I wanted to run all the way home in hopes of using our neighbor’s rented rototiller (we missed it btw), but there were a few busloads of kids playing at Davy Park so Dylan insisted on “more slides”.  The kids were from Pelican Rapids and were having a blast in the big city while their handlers relaxed in the sun.  Dylan wanted his snack so I took out my 4″ acrylic while he ate and started doing some moves.  Before long I had attracted the attention of the curious youngsters and a big semicircle formed!

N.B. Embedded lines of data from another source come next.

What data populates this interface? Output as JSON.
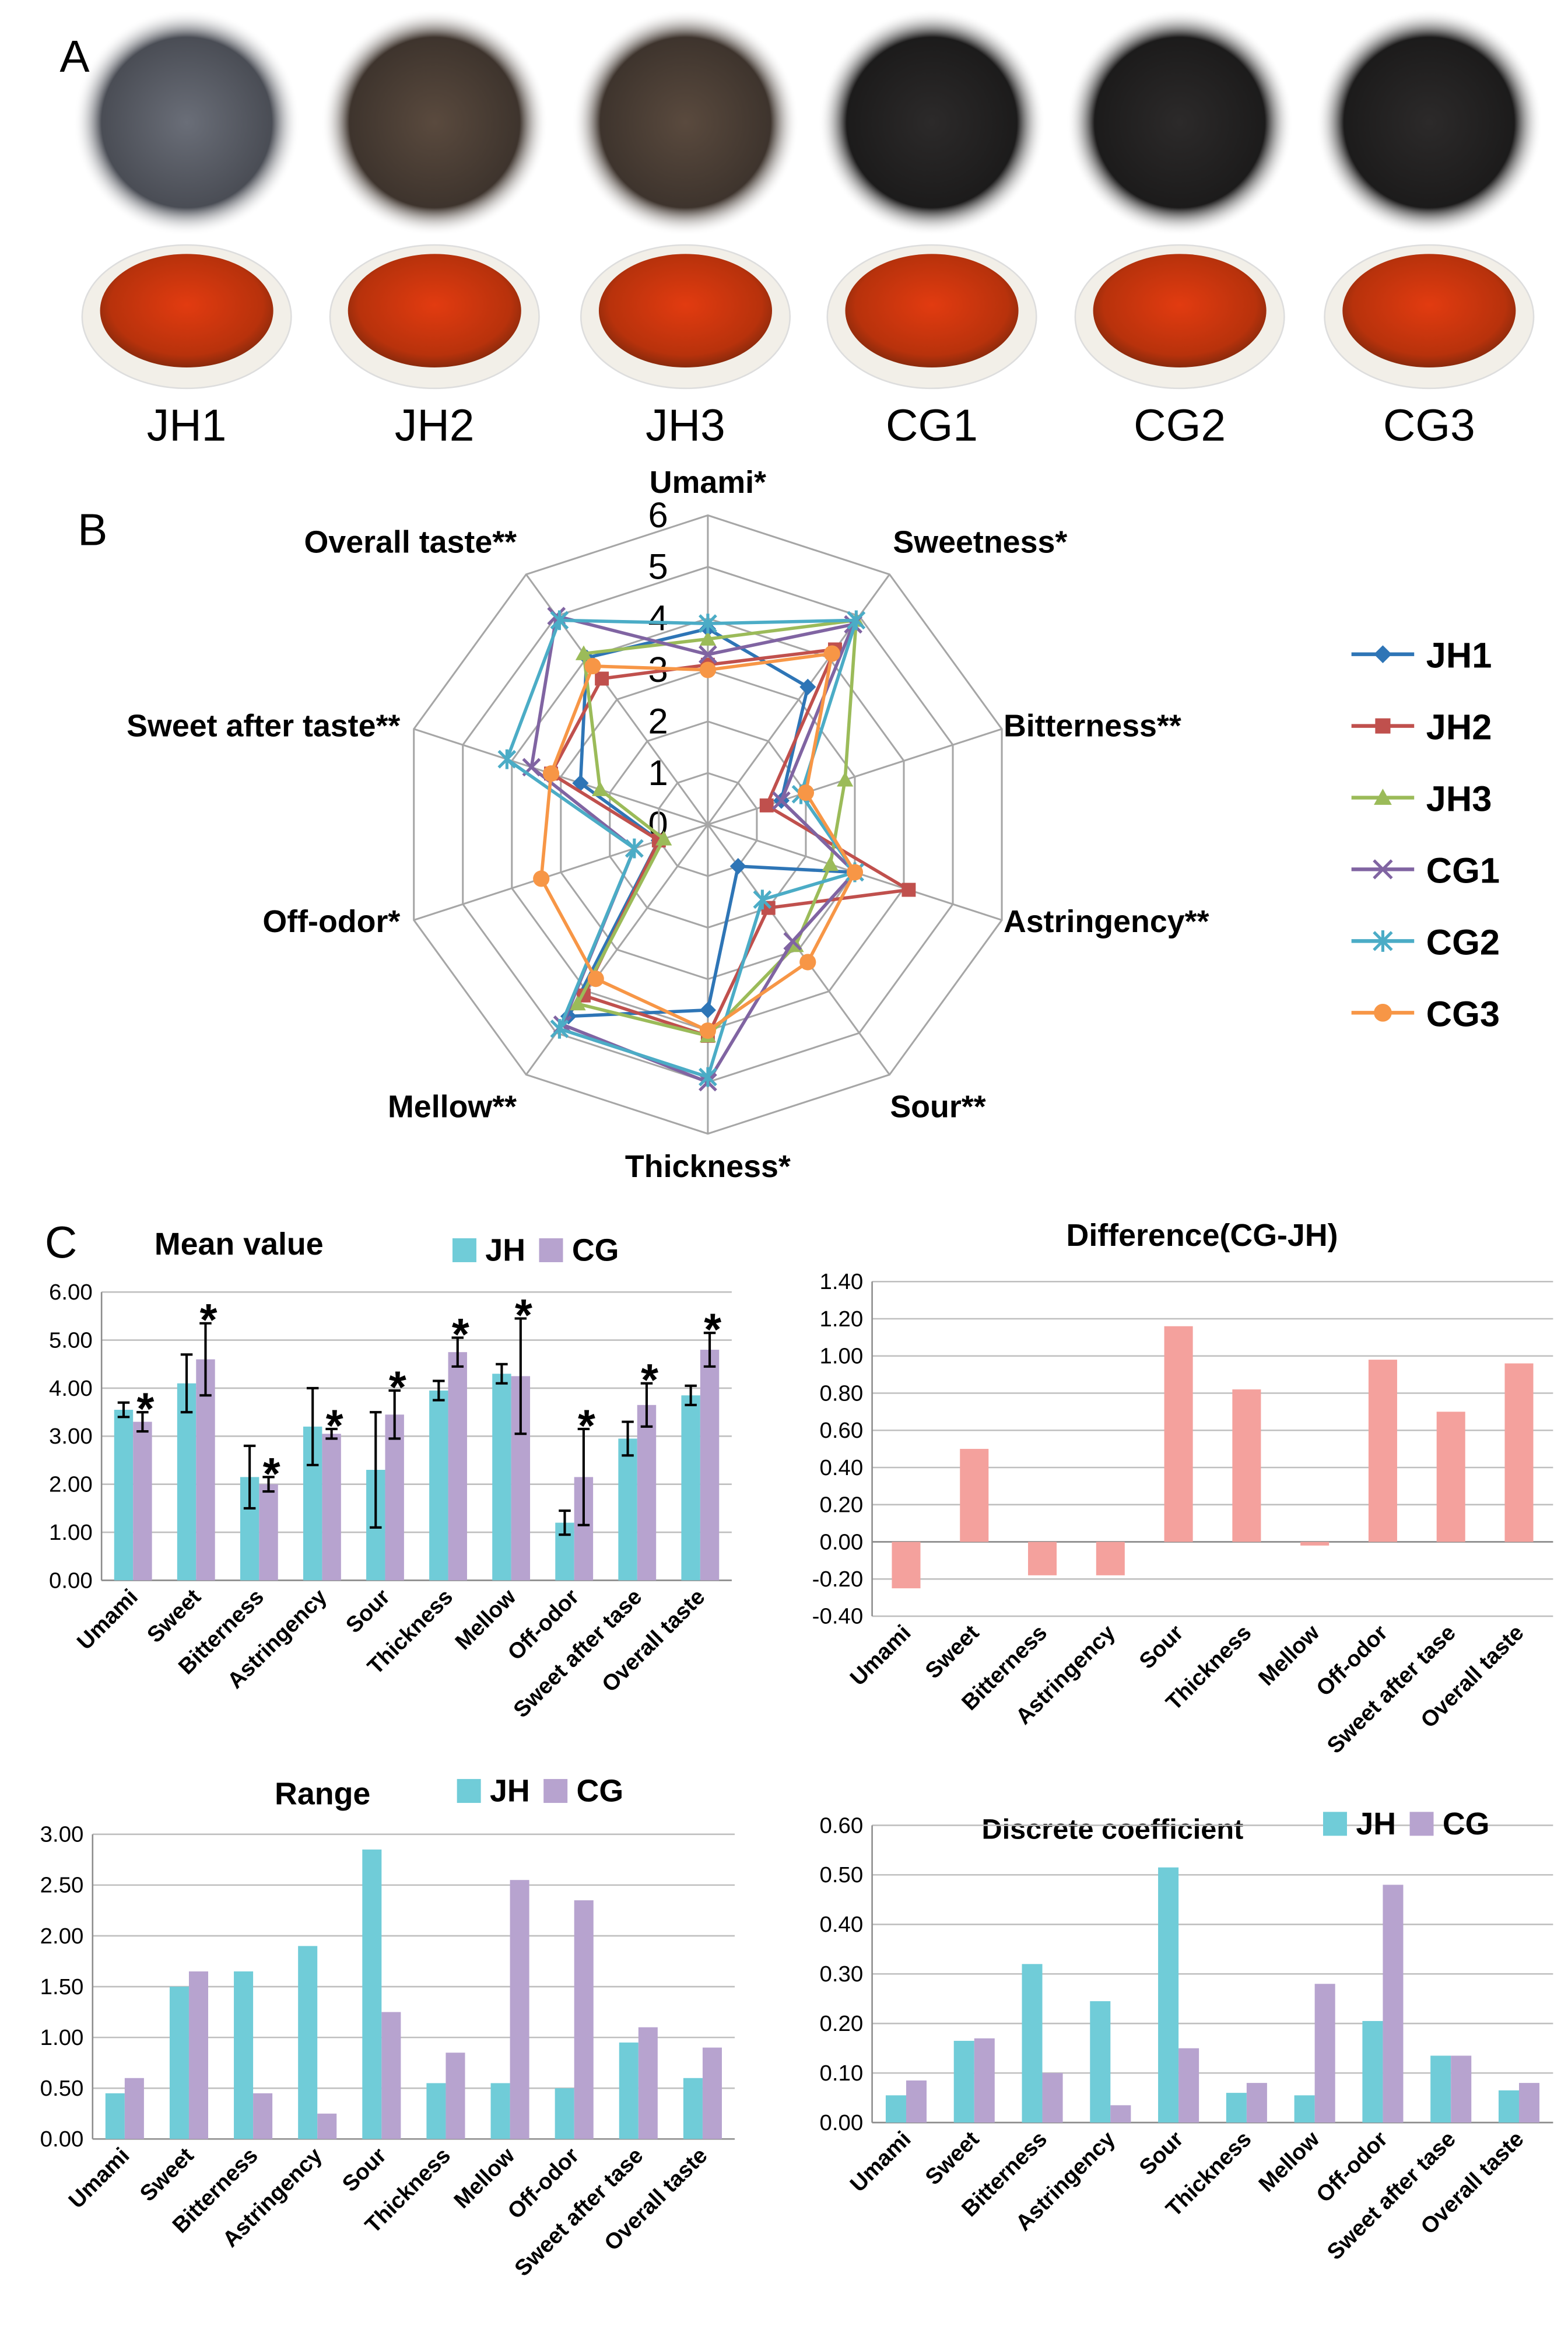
{
  "panel_labels": [
    "A",
    "B",
    "C"
  ],
  "samples": [
    "JH1",
    "JH2",
    "JH3",
    "CG1",
    "CG2",
    "CG3"
  ],
  "chart_data": [
    {
      "type": "radar",
      "categories": [
        "Umami*",
        "Sweetness*",
        "Bitterness**",
        "Astringency**",
        "Sour**",
        "Thickness*",
        "Mellow**",
        "Off-odor*",
        "Sweet after taste**",
        "Overall taste**"
      ],
      "ylim": [
        0,
        6
      ],
      "yticks": [
        0,
        1,
        2,
        3,
        4,
        5,
        6
      ],
      "series": [
        {
          "name": "JH1",
          "color": "#2e75b6",
          "marker": "diamond",
          "values": [
            3.8,
            3.3,
            1.5,
            3.0,
            1.0,
            3.6,
            4.6,
            1.0,
            2.6,
            4.0
          ]
        },
        {
          "name": "JH2",
          "color": "#c0504d",
          "marker": "square",
          "values": [
            3.1,
            4.2,
            1.2,
            4.1,
            2.0,
            4.1,
            4.1,
            1.0,
            3.2,
            3.5
          ]
        },
        {
          "name": "JH3",
          "color": "#9bbb59",
          "marker": "triangle",
          "values": [
            3.6,
            4.9,
            2.8,
            2.5,
            2.9,
            4.1,
            4.3,
            0.9,
            2.2,
            4.1
          ]
        },
        {
          "name": "CG1",
          "color": "#8064a2",
          "marker": "x",
          "values": [
            3.3,
            4.8,
            1.5,
            3.0,
            2.8,
            5.0,
            4.8,
            1.5,
            3.6,
            5.0
          ]
        },
        {
          "name": "CG2",
          "color": "#4bacc6",
          "marker": "star",
          "values": [
            3.9,
            4.9,
            1.9,
            3.0,
            1.8,
            4.9,
            4.9,
            1.5,
            4.1,
            4.9
          ]
        },
        {
          "name": "CG3",
          "color": "#f79646",
          "marker": "circle",
          "values": [
            3.0,
            4.1,
            2.0,
            3.0,
            3.3,
            4.0,
            3.7,
            3.4,
            3.2,
            3.8
          ]
        }
      ]
    },
    {
      "type": "bar",
      "title": "Mean value",
      "categories": [
        "Umami",
        "Sweet",
        "Bitterness",
        "Astringency",
        "Sour",
        "Thickness",
        "Mellow",
        "Off-odor",
        "Sweet after tase",
        "Overall taste"
      ],
      "ylim": [
        0,
        6
      ],
      "yticks": [
        {
          "value": 0,
          "label": "0.00"
        },
        {
          "value": 1,
          "label": "1.00"
        },
        {
          "value": 2,
          "label": "2.00"
        },
        {
          "value": 3,
          "label": "3.00"
        },
        {
          "value": 4,
          "label": "4.00"
        },
        {
          "value": 5,
          "label": "5.00"
        },
        {
          "value": 6,
          "label": "6.00"
        }
      ],
      "series": [
        {
          "name": "JH",
          "color": "#70ccd8",
          "values": [
            3.55,
            4.1,
            2.15,
            3.2,
            2.3,
            3.95,
            4.3,
            1.2,
            2.95,
            3.85
          ],
          "errors": [
            0.15,
            0.6,
            0.65,
            0.8,
            1.2,
            0.2,
            0.2,
            0.25,
            0.35,
            0.2
          ]
        },
        {
          "name": "CG",
          "color": "#b7a3cf",
          "values": [
            3.3,
            4.6,
            2.0,
            3.05,
            3.45,
            4.75,
            4.25,
            2.15,
            3.65,
            4.8
          ],
          "errors": [
            0.2,
            0.75,
            0.15,
            0.1,
            0.5,
            0.3,
            1.2,
            1.0,
            0.45,
            0.35
          ]
        }
      ],
      "significance": [
        "*",
        "*",
        "*",
        "*",
        "*",
        "*",
        "*",
        "*",
        "*",
        "*"
      ]
    },
    {
      "type": "bar",
      "title": "Difference(CG-JH)",
      "categories": [
        "Umami",
        "Sweet",
        "Bitterness",
        "Astringency",
        "Sour",
        "Thickness",
        "Mellow",
        "Off-odor",
        "Sweet after tase",
        "Overall taste"
      ],
      "ylim": [
        -0.4,
        1.4
      ],
      "yticks": [
        {
          "value": -0.4,
          "label": "-0.40"
        },
        {
          "value": -0.2,
          "label": "-0.20"
        },
        {
          "value": 0,
          "label": "0.00"
        },
        {
          "value": 0.2,
          "label": "0.20"
        },
        {
          "value": 0.4,
          "label": "0.40"
        },
        {
          "value": 0.6,
          "label": "0.60"
        },
        {
          "value": 0.8,
          "label": "0.80"
        },
        {
          "value": 1,
          "label": "1.00"
        },
        {
          "value": 1.2,
          "label": "1.20"
        },
        {
          "value": 1.4,
          "label": "1.40"
        }
      ],
      "series": [
        {
          "color": "#f4a19d",
          "values": [
            -0.25,
            0.5,
            -0.18,
            -0.18,
            1.16,
            0.82,
            -0.02,
            0.98,
            0.7,
            0.96
          ]
        }
      ]
    },
    {
      "type": "bar",
      "title": "Range",
      "categories": [
        "Umami",
        "Sweet",
        "Bitterness",
        "Astringency",
        "Sour",
        "Thickness",
        "Mellow",
        "Off-odor",
        "Sweet after tase",
        "Overall taste"
      ],
      "ylim": [
        0,
        3
      ],
      "yticks": [
        {
          "value": 0,
          "label": "0.00"
        },
        {
          "value": 0.5,
          "label": "0.50"
        },
        {
          "value": 1,
          "label": "1.00"
        },
        {
          "value": 1.5,
          "label": "1.50"
        },
        {
          "value": 2,
          "label": "2.00"
        },
        {
          "value": 2.5,
          "label": "2.50"
        },
        {
          "value": 3,
          "label": "3.00"
        }
      ],
      "series": [
        {
          "name": "JH",
          "color": "#70ccd8",
          "values": [
            0.45,
            1.5,
            1.65,
            1.9,
            2.85,
            0.55,
            0.55,
            0.5,
            0.95,
            0.6
          ]
        },
        {
          "name": "CG",
          "color": "#b7a3cf",
          "values": [
            0.6,
            1.65,
            0.45,
            0.25,
            1.25,
            0.85,
            2.55,
            2.35,
            1.1,
            0.9
          ]
        }
      ]
    },
    {
      "type": "bar",
      "title": "Discrete coefficient",
      "categories": [
        "Umami",
        "Sweet",
        "Bitterness",
        "Astringency",
        "Sour",
        "Thickness",
        "Mellow",
        "Off-odor",
        "Sweet after tase",
        "Overall taste"
      ],
      "ylim": [
        0,
        0.6
      ],
      "yticks": [
        {
          "value": 0,
          "label": "0.00"
        },
        {
          "value": 0.1,
          "label": "0.10"
        },
        {
          "value": 0.2,
          "label": "0.20"
        },
        {
          "value": 0.3,
          "label": "0.30"
        },
        {
          "value": 0.4,
          "label": "0.40"
        },
        {
          "value": 0.5,
          "label": "0.50"
        },
        {
          "value": 0.6,
          "label": "0.60"
        }
      ],
      "series": [
        {
          "name": "JH",
          "color": "#70ccd8",
          "values": [
            0.055,
            0.165,
            0.32,
            0.245,
            0.515,
            0.06,
            0.055,
            0.205,
            0.135,
            0.065
          ]
        },
        {
          "name": "CG",
          "color": "#b7a3cf",
          "values": [
            0.085,
            0.17,
            0.1,
            0.035,
            0.15,
            0.08,
            0.28,
            0.48,
            0.135,
            0.08
          ]
        }
      ]
    }
  ]
}
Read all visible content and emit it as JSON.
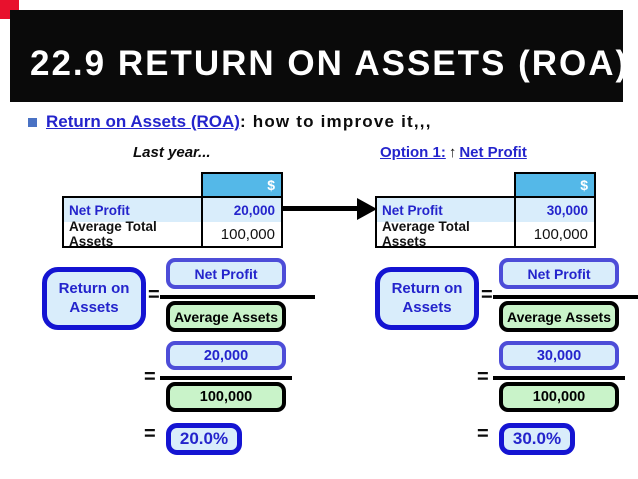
{
  "colors": {
    "accent_blue": "#2424cc",
    "deep_blue_border": "#1414d2",
    "slate_blue_border": "#4d4dd8",
    "sky_blue_header": "#54b8e8",
    "light_blue_fill": "#d9edfb",
    "light_green_fill": "#c9f3c9",
    "marker_red": "#e8112d",
    "bullet_blue": "#4a72c4"
  },
  "header": {
    "title": "22.9 RETURN ON ASSETS (ROA)"
  },
  "bullet": {
    "link": "Return on Assets (ROA)",
    "rest": ": how to improve it,,,"
  },
  "panels": [
    {
      "heading": "Last year...",
      "table": {
        "currency_header": "$",
        "rows": [
          {
            "label": "Net Profit",
            "value": "20,000"
          },
          {
            "label": "Average Total Assets",
            "value": "100,000"
          }
        ]
      },
      "formula": {
        "equals": "=",
        "result_line1": "Return on",
        "result_line2": "Assets",
        "numerator": "Net Profit",
        "denominator": "Average Assets",
        "numerator_value": "20,000",
        "denominator_value": "100,000",
        "result": "20.0%"
      }
    },
    {
      "heading_prefix": "Option 1:",
      "heading_arrow": "↑",
      "heading_suffix": "Net Profit",
      "table": {
        "currency_header": "$",
        "rows": [
          {
            "label": "Net Profit",
            "value": "30,000"
          },
          {
            "label": "Average Total Assets",
            "value": "100,000"
          }
        ]
      },
      "formula": {
        "equals": "=",
        "result_line1": "Return on",
        "result_line2": "Assets",
        "numerator": "Net Profit",
        "denominator": "Average Assets",
        "numerator_value": "30,000",
        "denominator_value": "100,000",
        "result": "30.0%"
      }
    }
  ]
}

It was a lot of fun to perform for these kids so I gave them a show and a bit of banter in between answering their many questions.  “What is it made out of?”, “Is it hard to do that?”  and “How long have you been doing that?” are the kinds of questions I love.  Luckily no one thought to ask “Why do you do that?”, which is much more difficult to answer.  As we left I heard some kids calling “Bye cool dude!”  and “Thank you!”.  *smiles*

Absconding With The Toddler

In Uncategorized on May 9, 2009 at 1:16 am

Jogging and slogging

The time has come to break free from the sheltering wings of the High Plains Reader.  Ok, so they probably won’t even notice that I’m gone.  At all rates, the domain will soon be pointing to this wordpress blog and I’m not sure if I will feel the need to simulpost on the Wellness blogs at  It was kind of an awkward piggybacking arrangement, but I will miss the hipster cachet associated with the one and only alternative press of the Red River Valley.  Or is it the alternative press of Fargo and Grand Forks?  The editorial focus is decidedly North Dakotan, which is fine, but I long for the cultured refinement of the Minnesota side of the valley, with our towns named after women like Ada, and the things that they are like Fertile, and the things that they do like Climax.